Last night a young dude who’d tipped me a dollar a drink for his first two vodka-tonics came up to the bar towards last call and ordered a third. He handed me four bills, which, as he began to stroll away, I unfolded and found to be a fiver, two singles, and a Benjamin. Morality swooped in instantaneously, prompting an internal struggle in my buzzed head. Should I stuff the big bill into the tip jar, and act as if nothing had happened? Choose a middle ground by maintaining silence and setting the hundo aside in case the young blood returned to reclaim his unintentionally gigantic tip? Or do the “right thing” by getting the guy’s attention and giving him his money back? Bar three-deep with thirsty knuckleheads screaming for drinks, I had to act fast. I went with my gut, hollering “Yo!” several times, but amidst Madonna’s “Ghosttown” blaring from the speakers and the skeleton-shaking bass machine, my call went unanswered. Unwilling to abandon my lofty cause, I jumped over the bar and chased the fellow out to the patio, tapped him on the shoulder as he lit up a Parliament, and said, “Are you ready?”
He looked at me like, “Wha? Huh?”
“Did you mean to tip me one dollar or one hundred one dollars?”
He stared at me, raised his eyebrows, smiled. I handed him his hundred, said, “Remember me, brother,” and walked away.

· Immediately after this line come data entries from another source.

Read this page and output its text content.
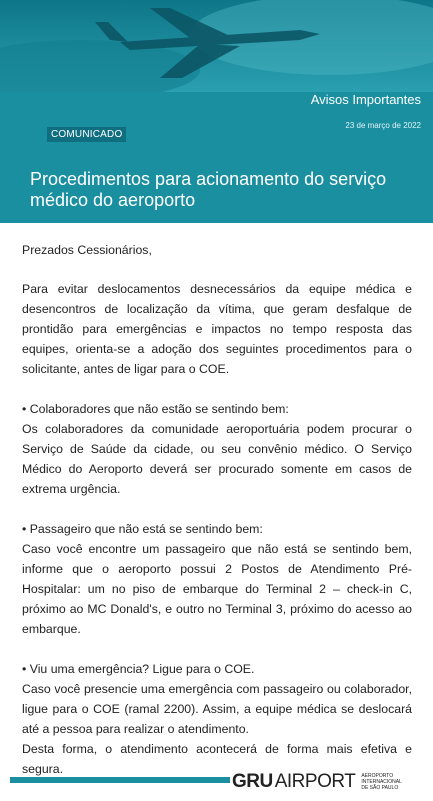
Avisos Importantes
23 de março de 2022
COMUNICADO
Procedimentos para acionamento do serviço médico do aeroporto

Prezados Cessionários,

Para evitar deslocamentos desnecessários da equipe médica e desencontros de localização da vítima, que geram desfalque de prontidão para emergências e impactos no tempo resposta das equipes, orienta-se a adoção dos seguintes procedimentos para o solicitante, antes de ligar para o COE.

• Colaboradores que não estão se sentindo bem:

Os colaboradores da comunidade aeroportuária podem procurar o Serviço de Saúde da cidade, ou seu convênio médico. O Serviço Médico do Aeroporto deverá ser procurado somente em casos de extrema urgência.

• Passageiro que não está se sentindo bem:

Caso você encontre um passageiro que não está se sentindo bem, informe que o aeroporto possui 2 Postos de Atendimento Pré-Hospitalar: um no piso de embarque do Terminal 2 – check-in C, próximo ao MC Donald's, e outro no Terminal 3, próximo do acesso ao embarque.

• Viu uma emergência? Ligue para o COE.

Caso você presencie uma emergência com passageiro ou colaborador, ligue para o COE (ramal 2200). Assim, a equipe médica se deslocará até a pessoa para realizar o atendimento.

Desta forma, o atendimento acontecerá de forma mais efetiva e segura.

GRU AIRPORT AEROPORTO INTERNACIONAL DE SÃO PAULO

Every night, some people tip me exceedingly well, whereas others stiff me. The majority fall somewhere in the middle, tipping a dollar a drink or fifteen to twenty percent on tabs. I could have easily justified keeping the hundred and sealing my lips, for the greater good of my own coffers and those of my fellow bartender and bar back. Yet, at the end of the day (or, in my case, night) I was able to go home and sip a single malt Japanese whiskey at peace with my actions and my decision. I pray to the bartending gods that the global drinking collective will give back to me for being an honest drinkmonger.